KANSAS CITY, Kan. >> One year ago, Chris Buescher was beaten by Kyle Larson at Kansas Speedway by the blink of the eye.
Less than a blink of an eye.
The official margin of victory for the spring race at the track was 0.001 seconds, the closest in NASCAR Cup Series history, and nobody has forgotten it. Not the way that Larson came slinging around the outside of Turns 3 and 4, nor how they were nose-to-nose at the wire, nor how broadcasters thought that Buescher had held him off for the win.
“Certainly at that moment, thought we got it just by my eye,” Buescher recalled this week. “I was probably a little biased.”
It wasn’t until they had nearly finished their cool-down lap that Larson learned he had won.
And that Buescher learned he had not.
“At the end of the day, it was, you know — it was ‘that’ close, right?” Buescher said. “Like I said, played a lot of things in our head that week on what we would have done different, and maybe it would have ended in a different result. But ultimately, it doesn’t matter until we have a chance to replay it.”
They get that chance on Sunday when the Cup Series returns to Kansas Speedway.
Larson is off to another sensational start to the season, with wins at Homestead and Bristol, and three consecutive top-5 runs after his fourth-place finish last week at Texas. He’s the betting favorite to repeat at Kansas and start a busy three-week stretch that includes another shot at “the Double” — the Indy 500 and Coca-Cola 600 on the same day later this month.
Buescher hasn’t had nearly the same success.
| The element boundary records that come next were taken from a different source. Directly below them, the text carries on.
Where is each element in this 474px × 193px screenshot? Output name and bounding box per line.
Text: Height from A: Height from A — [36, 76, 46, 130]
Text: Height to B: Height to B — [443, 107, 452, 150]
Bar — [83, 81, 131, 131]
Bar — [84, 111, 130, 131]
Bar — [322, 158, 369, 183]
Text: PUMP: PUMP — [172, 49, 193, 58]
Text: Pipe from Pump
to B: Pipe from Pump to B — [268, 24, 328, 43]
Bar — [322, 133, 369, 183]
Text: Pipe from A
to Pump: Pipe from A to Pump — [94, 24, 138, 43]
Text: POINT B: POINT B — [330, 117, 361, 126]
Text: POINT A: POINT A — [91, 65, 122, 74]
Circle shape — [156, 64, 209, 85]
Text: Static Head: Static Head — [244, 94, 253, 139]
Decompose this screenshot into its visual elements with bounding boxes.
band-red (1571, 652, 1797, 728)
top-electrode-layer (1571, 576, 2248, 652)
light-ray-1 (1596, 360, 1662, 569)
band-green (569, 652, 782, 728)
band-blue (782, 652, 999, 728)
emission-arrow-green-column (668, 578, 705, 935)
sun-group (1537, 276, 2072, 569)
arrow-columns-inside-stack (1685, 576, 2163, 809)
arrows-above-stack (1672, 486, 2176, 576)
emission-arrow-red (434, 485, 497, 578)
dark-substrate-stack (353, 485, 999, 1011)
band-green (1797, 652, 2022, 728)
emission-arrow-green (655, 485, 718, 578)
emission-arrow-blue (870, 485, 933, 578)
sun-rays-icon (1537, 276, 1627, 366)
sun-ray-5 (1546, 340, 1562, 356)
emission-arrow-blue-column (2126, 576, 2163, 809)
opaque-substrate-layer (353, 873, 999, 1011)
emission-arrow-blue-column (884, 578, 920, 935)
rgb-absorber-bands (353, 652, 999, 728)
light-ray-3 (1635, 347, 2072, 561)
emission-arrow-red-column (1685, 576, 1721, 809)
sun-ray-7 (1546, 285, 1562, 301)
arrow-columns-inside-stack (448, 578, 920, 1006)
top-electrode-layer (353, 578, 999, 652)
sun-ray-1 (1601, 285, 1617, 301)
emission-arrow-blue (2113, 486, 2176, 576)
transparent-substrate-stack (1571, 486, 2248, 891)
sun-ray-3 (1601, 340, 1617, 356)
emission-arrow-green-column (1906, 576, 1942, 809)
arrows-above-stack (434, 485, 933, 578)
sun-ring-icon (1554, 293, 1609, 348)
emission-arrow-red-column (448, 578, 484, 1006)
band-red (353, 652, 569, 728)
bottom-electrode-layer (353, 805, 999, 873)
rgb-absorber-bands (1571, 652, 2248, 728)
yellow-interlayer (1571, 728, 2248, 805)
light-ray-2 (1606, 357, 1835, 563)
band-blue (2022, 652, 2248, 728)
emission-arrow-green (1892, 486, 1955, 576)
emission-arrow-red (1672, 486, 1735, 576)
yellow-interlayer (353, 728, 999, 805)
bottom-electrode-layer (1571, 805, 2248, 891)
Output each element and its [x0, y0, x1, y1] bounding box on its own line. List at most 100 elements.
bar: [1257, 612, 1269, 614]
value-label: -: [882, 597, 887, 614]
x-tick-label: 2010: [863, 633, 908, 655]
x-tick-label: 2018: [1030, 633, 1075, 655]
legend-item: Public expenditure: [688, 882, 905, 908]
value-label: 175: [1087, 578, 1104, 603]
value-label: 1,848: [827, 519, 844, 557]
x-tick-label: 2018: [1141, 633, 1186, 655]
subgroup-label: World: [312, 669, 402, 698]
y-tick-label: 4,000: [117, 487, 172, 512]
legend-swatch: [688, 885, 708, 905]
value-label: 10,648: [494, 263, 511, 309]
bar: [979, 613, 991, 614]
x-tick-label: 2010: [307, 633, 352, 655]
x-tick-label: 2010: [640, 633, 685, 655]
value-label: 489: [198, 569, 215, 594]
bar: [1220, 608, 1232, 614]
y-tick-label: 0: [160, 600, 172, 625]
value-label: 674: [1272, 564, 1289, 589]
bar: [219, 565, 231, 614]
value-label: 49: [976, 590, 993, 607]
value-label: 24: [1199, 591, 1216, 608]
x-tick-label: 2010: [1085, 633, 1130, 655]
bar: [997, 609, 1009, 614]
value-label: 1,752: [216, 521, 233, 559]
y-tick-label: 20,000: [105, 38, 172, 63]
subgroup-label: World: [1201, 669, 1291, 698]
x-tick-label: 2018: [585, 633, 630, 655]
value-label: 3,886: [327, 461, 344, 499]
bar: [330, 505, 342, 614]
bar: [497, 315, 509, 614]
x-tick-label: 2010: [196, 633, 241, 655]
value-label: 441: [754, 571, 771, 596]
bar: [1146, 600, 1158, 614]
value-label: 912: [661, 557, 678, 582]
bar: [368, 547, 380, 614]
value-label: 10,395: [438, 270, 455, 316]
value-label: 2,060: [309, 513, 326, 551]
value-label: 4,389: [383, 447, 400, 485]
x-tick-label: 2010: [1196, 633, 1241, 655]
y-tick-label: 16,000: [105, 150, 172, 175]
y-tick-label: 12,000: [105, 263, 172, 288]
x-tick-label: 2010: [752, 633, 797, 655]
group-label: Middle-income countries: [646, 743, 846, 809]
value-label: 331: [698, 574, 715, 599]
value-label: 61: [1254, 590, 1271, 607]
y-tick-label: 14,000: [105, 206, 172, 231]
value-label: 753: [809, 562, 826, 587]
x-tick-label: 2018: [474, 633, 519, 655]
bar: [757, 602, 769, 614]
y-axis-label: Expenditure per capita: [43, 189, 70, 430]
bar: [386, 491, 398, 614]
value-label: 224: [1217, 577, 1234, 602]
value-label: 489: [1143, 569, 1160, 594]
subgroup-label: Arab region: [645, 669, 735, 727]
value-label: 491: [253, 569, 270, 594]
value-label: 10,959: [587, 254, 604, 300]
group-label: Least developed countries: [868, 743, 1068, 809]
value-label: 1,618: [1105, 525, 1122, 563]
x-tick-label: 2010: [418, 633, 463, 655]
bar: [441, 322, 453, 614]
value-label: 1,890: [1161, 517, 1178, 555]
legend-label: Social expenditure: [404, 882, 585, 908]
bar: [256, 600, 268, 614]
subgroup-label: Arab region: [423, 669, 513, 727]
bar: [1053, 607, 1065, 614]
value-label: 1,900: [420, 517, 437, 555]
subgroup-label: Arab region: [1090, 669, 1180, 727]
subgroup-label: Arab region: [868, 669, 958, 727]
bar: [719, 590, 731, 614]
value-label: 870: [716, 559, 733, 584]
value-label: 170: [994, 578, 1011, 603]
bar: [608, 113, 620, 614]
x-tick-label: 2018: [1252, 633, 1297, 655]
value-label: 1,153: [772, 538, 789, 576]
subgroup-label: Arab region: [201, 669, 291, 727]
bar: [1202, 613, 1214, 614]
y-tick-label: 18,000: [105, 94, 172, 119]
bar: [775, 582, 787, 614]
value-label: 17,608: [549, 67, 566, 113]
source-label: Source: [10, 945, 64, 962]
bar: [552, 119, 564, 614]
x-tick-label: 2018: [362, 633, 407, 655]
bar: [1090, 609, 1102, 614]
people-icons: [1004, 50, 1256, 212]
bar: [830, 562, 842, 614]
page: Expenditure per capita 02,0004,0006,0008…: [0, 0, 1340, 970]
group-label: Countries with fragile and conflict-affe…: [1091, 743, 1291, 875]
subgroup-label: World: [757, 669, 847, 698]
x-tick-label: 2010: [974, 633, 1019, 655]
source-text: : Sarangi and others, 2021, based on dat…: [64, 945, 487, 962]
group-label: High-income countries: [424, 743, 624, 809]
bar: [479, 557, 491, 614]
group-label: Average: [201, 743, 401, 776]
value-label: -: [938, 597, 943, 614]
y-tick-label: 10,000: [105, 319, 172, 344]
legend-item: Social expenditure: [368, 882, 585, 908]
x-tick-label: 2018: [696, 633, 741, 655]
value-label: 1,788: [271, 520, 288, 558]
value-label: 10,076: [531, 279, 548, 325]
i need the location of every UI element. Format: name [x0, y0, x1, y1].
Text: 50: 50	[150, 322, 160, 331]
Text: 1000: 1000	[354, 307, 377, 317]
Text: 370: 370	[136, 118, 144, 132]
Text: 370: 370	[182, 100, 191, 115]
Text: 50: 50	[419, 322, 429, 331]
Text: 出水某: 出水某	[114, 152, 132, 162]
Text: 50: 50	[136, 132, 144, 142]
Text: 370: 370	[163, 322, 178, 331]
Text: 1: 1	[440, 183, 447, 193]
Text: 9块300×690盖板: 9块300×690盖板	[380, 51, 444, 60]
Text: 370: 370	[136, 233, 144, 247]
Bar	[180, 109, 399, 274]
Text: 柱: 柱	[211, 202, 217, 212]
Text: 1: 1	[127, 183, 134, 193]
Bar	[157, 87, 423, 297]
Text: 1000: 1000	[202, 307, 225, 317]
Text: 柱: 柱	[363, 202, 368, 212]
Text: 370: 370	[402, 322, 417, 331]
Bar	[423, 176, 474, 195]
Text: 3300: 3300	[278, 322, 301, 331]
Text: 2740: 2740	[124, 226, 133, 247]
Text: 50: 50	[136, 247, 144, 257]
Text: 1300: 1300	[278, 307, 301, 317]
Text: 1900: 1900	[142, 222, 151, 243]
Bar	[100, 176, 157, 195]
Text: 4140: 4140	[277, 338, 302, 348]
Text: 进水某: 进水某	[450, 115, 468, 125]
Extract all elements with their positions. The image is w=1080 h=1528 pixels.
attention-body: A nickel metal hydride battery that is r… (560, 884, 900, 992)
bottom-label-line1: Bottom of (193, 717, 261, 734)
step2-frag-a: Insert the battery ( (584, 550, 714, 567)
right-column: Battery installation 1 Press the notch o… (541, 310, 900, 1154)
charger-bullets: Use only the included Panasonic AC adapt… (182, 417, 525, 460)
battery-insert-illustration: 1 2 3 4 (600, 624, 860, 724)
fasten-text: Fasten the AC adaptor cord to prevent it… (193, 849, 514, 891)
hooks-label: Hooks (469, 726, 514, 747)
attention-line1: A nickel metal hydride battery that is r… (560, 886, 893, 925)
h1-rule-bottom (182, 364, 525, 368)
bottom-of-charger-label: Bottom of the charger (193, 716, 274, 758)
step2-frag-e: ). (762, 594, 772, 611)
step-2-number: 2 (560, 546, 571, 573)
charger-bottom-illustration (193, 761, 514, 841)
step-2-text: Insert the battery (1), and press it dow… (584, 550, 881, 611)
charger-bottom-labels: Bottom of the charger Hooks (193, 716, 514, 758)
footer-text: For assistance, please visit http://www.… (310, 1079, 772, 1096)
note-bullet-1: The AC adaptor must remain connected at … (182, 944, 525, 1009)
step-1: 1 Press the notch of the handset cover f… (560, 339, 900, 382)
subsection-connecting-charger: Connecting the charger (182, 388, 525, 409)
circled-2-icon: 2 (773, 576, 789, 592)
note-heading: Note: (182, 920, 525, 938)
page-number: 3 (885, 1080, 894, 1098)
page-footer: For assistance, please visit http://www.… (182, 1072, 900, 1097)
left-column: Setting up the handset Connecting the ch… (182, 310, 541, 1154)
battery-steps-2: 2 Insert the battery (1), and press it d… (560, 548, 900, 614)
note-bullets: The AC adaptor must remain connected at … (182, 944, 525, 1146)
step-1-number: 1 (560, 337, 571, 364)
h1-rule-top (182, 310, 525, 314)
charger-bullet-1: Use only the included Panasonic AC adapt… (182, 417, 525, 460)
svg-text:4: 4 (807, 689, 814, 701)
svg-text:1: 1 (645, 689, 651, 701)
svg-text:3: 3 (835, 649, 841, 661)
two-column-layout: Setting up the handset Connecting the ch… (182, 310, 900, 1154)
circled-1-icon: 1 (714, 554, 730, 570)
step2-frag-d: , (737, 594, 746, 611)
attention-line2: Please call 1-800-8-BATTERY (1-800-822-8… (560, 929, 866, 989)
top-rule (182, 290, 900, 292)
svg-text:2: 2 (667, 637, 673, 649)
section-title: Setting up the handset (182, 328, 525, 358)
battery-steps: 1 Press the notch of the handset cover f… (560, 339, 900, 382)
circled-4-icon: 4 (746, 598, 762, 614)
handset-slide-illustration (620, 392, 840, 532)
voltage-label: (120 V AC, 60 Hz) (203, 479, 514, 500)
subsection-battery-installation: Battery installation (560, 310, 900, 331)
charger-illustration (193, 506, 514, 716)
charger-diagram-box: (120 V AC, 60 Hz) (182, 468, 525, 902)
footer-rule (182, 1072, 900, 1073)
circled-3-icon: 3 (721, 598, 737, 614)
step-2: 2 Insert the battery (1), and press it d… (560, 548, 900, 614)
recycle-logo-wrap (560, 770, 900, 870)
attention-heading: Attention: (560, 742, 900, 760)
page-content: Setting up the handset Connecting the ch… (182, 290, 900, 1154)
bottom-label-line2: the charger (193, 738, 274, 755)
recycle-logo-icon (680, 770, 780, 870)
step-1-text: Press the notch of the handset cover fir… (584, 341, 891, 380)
His best finish has been a fifth at Phoenix, and in the last three races, he has not finished better than 18th, which is where he put his Ford for RFK Racing last week at Texas.
But perhaps a return to the Heartland will turn around some fortunes. Forget for a moment that he was oh-so-close to winning at Kansas last year, and remember that he not only finished second in the spring but ran a strong 11th in the fall race.